Allah(cc), Kur’an-ı Kerim de;
وَمِنْ اٰيَاتِه۪ٓ اَنْ خَلَقَ لَكُمْ مِنْ اَنْفُسِكُمْ اَزْوَاجاً لِتَسْكُـنُٓوا اِلَيْهَا وَجَعَلَ بَيْنَكُمْ مَوَدَّةً وَرَحْمَةًۜ اِنَّ ف۪ي ذٰلِكَ لَاٰيَاتٍ لِقَوْمٍ يَتَفَكَّرُونَ
“Kendileri ile huzur bulasınız diye sizin için türünüzden eşler yaratması ve aranızda bir sevgi ve merhamet var etmesi de onun (varlığının ve kudretinin) delillerindendir. Şüphesiz bunda düşünen bir toplum için elbette ibretler vardır. “(Rûm, 30/21Ayet). Bu ayette sevgi, el-VEDÛD isminin mastarı “MEVEDDED” kelimesi ile ifade edilmiştir.
El-VEDÛD isminde, Cenab’ı Hakkın diğer Esma’ül Hüsna’sının manasında olmayan çok önemli bir özellik vardır. Şöyleki, el-VEDÛD, hem ism-i fail, yani çok seven; hem de ism-i meful, yani çok sevilen manalarına gelir. Bunun için sevginin kaynağı da Allah; Hedefi, ulaşacağı ve varacağı son noktası da Allah’tır. Yani Allah hem çok sevendir, hem de çok sevilendir.
Aşk Nedir?
Sevgi, insanın arzuladığı bir şeye meyletmesidir demiştik. Bu meylin kuvvetlisine AŞK denir. Hedefine, Allah’a ulaşmayan, varlıklarda kalan Aşka, Aşk-ı Mecazi, (tutku) denir. Vuslat ile zayıflar ve ülfetle biter.
Hedefine, Allah’a ulaşan, Aşka, Aşk-ı Hakiki denir. Vuslat ile artar, ünsiyet ile (tanıdıkça) fazlalaşır.
Mecnunun Leyla da kalan Aşkı, Aşk-ı Mecazi (tutku), Mecnunun, Leyla’dan öte geçerek, Allah’a ulaşan Aşkı, Aşk-ı Hakikidir. Aşk-ı Mecazi, Aşk-ı Hakikinin köprüsüdür. Mecnun bu köprüden geçmiştir.
Bu sırrı koca Yunus (Allah ondan razı olsun) ne güzel, gayet veciz bir şekilde dört kelime ile özetlemiştir.
“YARATILANI SEVERİZ YARATANDAN ÖTÜRÜ” Ne kadar derin ve geniş bir mana, ne kadar büyük kültür ve medeniyet anlayışıdır.

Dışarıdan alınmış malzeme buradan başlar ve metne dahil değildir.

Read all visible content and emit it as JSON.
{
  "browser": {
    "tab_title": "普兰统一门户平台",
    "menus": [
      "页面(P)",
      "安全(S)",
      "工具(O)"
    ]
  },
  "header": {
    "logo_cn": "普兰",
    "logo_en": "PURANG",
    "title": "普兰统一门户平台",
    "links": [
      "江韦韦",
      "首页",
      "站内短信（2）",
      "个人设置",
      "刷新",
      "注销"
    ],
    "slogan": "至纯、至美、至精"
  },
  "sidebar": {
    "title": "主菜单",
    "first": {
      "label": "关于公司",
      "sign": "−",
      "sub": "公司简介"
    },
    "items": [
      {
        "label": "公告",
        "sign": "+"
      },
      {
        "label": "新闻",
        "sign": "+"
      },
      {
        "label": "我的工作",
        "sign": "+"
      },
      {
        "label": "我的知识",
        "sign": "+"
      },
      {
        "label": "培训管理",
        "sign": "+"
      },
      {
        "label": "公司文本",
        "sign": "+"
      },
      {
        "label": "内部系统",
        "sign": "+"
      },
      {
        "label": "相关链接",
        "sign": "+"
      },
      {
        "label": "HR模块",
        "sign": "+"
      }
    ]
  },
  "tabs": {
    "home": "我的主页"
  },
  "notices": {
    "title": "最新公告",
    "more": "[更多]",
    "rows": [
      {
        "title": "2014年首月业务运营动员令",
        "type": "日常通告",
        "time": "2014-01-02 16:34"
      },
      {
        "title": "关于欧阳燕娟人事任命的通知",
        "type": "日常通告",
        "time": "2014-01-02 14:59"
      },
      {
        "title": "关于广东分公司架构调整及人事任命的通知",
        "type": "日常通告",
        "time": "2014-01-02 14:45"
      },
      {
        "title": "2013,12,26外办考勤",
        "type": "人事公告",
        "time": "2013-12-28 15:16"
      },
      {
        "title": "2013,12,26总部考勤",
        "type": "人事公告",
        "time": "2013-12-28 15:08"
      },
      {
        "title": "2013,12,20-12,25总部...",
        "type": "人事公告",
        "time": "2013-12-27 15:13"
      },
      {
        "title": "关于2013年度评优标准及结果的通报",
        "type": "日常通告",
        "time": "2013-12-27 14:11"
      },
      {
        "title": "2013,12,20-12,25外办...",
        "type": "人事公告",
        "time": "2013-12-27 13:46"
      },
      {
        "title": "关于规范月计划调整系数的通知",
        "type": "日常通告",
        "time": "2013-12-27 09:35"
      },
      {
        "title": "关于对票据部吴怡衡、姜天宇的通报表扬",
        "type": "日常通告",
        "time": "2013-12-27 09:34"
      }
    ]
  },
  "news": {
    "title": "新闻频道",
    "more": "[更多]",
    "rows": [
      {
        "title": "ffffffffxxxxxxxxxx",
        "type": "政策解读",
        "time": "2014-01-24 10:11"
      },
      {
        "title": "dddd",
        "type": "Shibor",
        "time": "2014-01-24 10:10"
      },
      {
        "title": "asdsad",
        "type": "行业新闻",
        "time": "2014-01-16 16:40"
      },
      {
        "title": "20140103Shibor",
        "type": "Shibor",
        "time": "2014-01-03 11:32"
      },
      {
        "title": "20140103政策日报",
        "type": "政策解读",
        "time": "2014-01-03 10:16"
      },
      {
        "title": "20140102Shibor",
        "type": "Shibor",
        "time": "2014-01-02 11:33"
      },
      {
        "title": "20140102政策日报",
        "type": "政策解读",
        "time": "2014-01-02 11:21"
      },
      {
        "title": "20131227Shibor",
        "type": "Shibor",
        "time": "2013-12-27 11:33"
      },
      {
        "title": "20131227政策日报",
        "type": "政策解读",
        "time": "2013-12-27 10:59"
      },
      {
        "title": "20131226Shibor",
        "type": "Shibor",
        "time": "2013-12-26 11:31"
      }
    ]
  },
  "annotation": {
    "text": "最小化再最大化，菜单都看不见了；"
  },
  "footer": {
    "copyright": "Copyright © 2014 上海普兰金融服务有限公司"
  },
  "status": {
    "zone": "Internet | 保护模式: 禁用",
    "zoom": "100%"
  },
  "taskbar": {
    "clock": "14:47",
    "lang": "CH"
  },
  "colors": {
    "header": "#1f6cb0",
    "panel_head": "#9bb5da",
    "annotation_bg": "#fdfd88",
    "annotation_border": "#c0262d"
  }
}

Bizim Sevgi ve Aşk’ta İslami ölçümüz de budur.
Sevenler neyi seviyorlarsa, (Mal, Mülk, Anne-Baba, Eş, Dost, Evlat, Kardeş, Ev, Araba, vs.) bu islami ölçüde sevmeli.
Ailede sevgi?
Karı ve koca, birbirinin sevgisine ve ilgisine ihtiyacı vardır. İnsanlar, Sevgiye ve saygıya mazhar olmayı severler. Sevgisiz bir yaşamın cazibesi tadı, tuzu yoktur.
Allah’ın Elçisi (s.a.a.) buyuruyor ki: “Kişi sevdiğine (Erkeğin, karısına) “Seni seviyorum” desin. Hiçbir zaman onun kalbinden çıkmaz.”
İslamda Ailenin fertleri ve eşler birbirini sever veya sevmelidir; Ancak bizzat kendi zatından ötürü değil. Güzelliğinden veya yakışıklılığından dolayı değil, Allah’ın emaneti, Allah’ın nimeti, Allah’ın ikramı, Allah’ın ihsanı ve Allah’ın rahmeti, olduğu için sever veya sevmelidir.
İşte böyle bir sevgi ile kurulan aile, sonunda hüsran (ayrılık) ile sonuçlanmaz. Huzur, saadet ve mutluluk yuvası, cennet bahçelerinden bir bahçe olur.
Saygı ve muhabbetle selam eder; huzur, saadet, mutluluk niyaz ederim.